Red Cloud's position was uncompromisingly against submission. He made some noted speeches in this line, one of which was repeated to me by an old man who had heard and remembered it with the remarkable verbal memory of an Indian.
"Friends," said Red Cloud, "it has been our misfortune to welcome the white man. We have been deceived. He brought with him some shining things that pleased our eyes; he brought weapons more effective than our own: above all, he brought the spirit water that makes one forget for a time old age, weakness, and sorrow. But I wish to say to you that if you would possess these things for yourselves, you must begin anew and put away the wisdom of your fathers. You must lay up food, and forget the hungry. When your house is built, your storeroom filled, then look around for a neighbor whom you can take at a disadvantage, and seize all that he has! Give away only what you do not want; or rather, do not part with any of your possessions unless in exchange for another's.
"My countrymen, shall the glittering trinkets of this rich man, his deceitful drink that overcomes the mind, shall these things tempt us to give up our homes, our hunting grounds, and the honorable teaching of our old men? Shall we permit ourselves to be driven to and fro—to be herded like the cattle of the white man?"
His next speech that has been remembered was made in 1866, just before the attack on Fort Phil Kearny. The tension of feeling against the invaders had now reached its height. There was no dissenting voice in the council upon the Powder River, when it was decided to oppose to the uttermost the evident purpose of the government. Red Cloud was not altogether ignorant of the numerical strength and the resourcefulness of the white man, but he was determined to face any odds rather than submit.
"Hear ye, Dakotas!" he exclaimed. "When the Great Father at Washington sent us his chief soldier [General Harney] to ask for a path through our hunting grounds, a way for his iron road to the mountains and the western sea, we were told that they wished merely to pass through our country, not to tarry among us, but to seek for gold in the far west. Our old chiefs thought to show their friendship and good will, when they allowed this dangerous snake in our midst. They promised to protect the wayfarers.

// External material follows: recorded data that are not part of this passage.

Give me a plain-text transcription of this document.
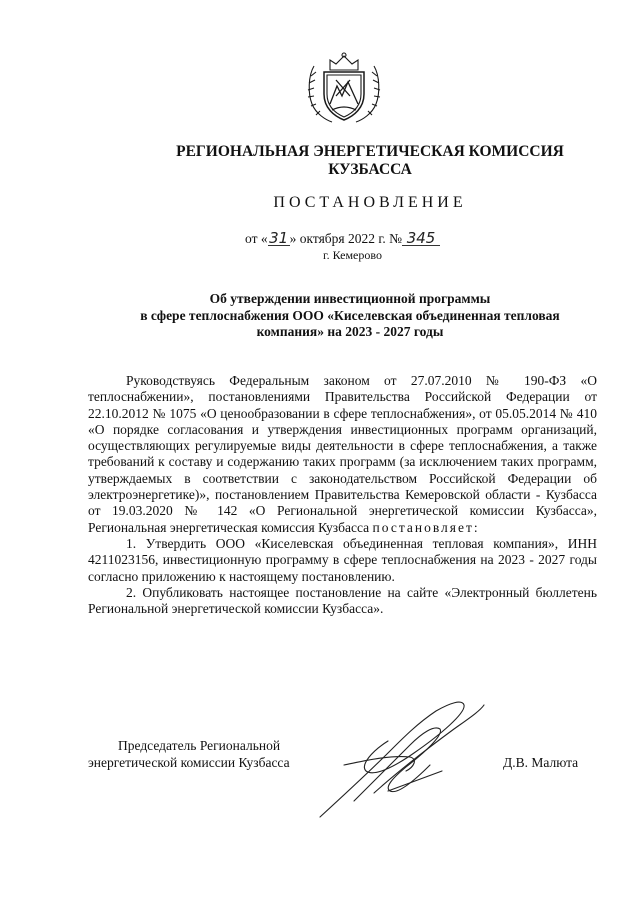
РЕГИОНАЛЬНАЯ ЭНЕРГЕТИЧЕСКАЯ КОМИССИЯ
КУЗБАССА
ПОСТАНОВЛЕНИЕ
от «31» октября 2022 г. № 345
г. Кемерово
Об утверждении инвестиционной программы
в сфере теплоснабжения ООО «Киселевская объединенная тепловая
компания» на 2023 - 2027 годы

Руководствуясь Федеральным законом от 27.07.2010 № 190-ФЗ «О теплоснабжении», постановлениями Правительства Российской Федерации от 22.10.2012 № 1075 «О ценообразовании в сфере теплоснабжения», от 05.05.2014 № 410 «О порядке согласования и утверждения инвестиционных программ организаций, осуществляющих регулируемые виды деятельности в сфере теплоснабжения, а также требований к составу и содержанию таких программ (за исключением таких программ, утверждаемых в соответствии с законодательством Российской Федерации об электроэнергетике)», постановлением Правительства Кемеровской области - Кузбасса от 19.03.2020 № 142 «О Региональной энергетической комиссии Кузбасса», Региональная энергетическая комиссия Кузбасса постановляет:

1. Утвердить ООО «Киселевская объединенная тепловая компания», ИНН 4211023156, инвестиционную программу в сфере теплоснабжения на 2023 - 2027 годы согласно приложению к настоящему постановлению.

2. Опубликовать настоящее постановление на сайте «Электронный бюллетень Региональной энергетической комиссии Кузбасса».

Председатель Региональной
энергетической комиссии Кузбасса	Д.В. Малюта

"Yet before the ashes of the council fire are cold, the Great Father is building his forts among us. You have heard the sound of the white soldier's ax upon the Little Piney. His presence here is an insult and a threat. It is an insult to the spirits of our ancestors. Are we then to give up their sacred graves to be plowed for corn? Dakotas, I am for war!"
In less than a week after this speech, the Sioux advanced upon Fort Phil Kearny, the new sentinel that had just taken her place upon the farthest frontier, guarding the Oregon Trail. Every detail of the attack had been planned with care, though not without heated discussion, and nearly every well-known Sioux chief had agreed in striking the blow. The brilliant young war leader, Crazy Horse, was appointed to lead the charge. His lieutenants were Sword, Hump, and Dull Knife, with Little Chief of the Cheyennes, while the older men acted as councilors. Their success was instantaneous. In less than half an hour, they had cut down nearly a hundred men under Captain Fetterman, whom they drew out of the fort by a ruse and then annihilated.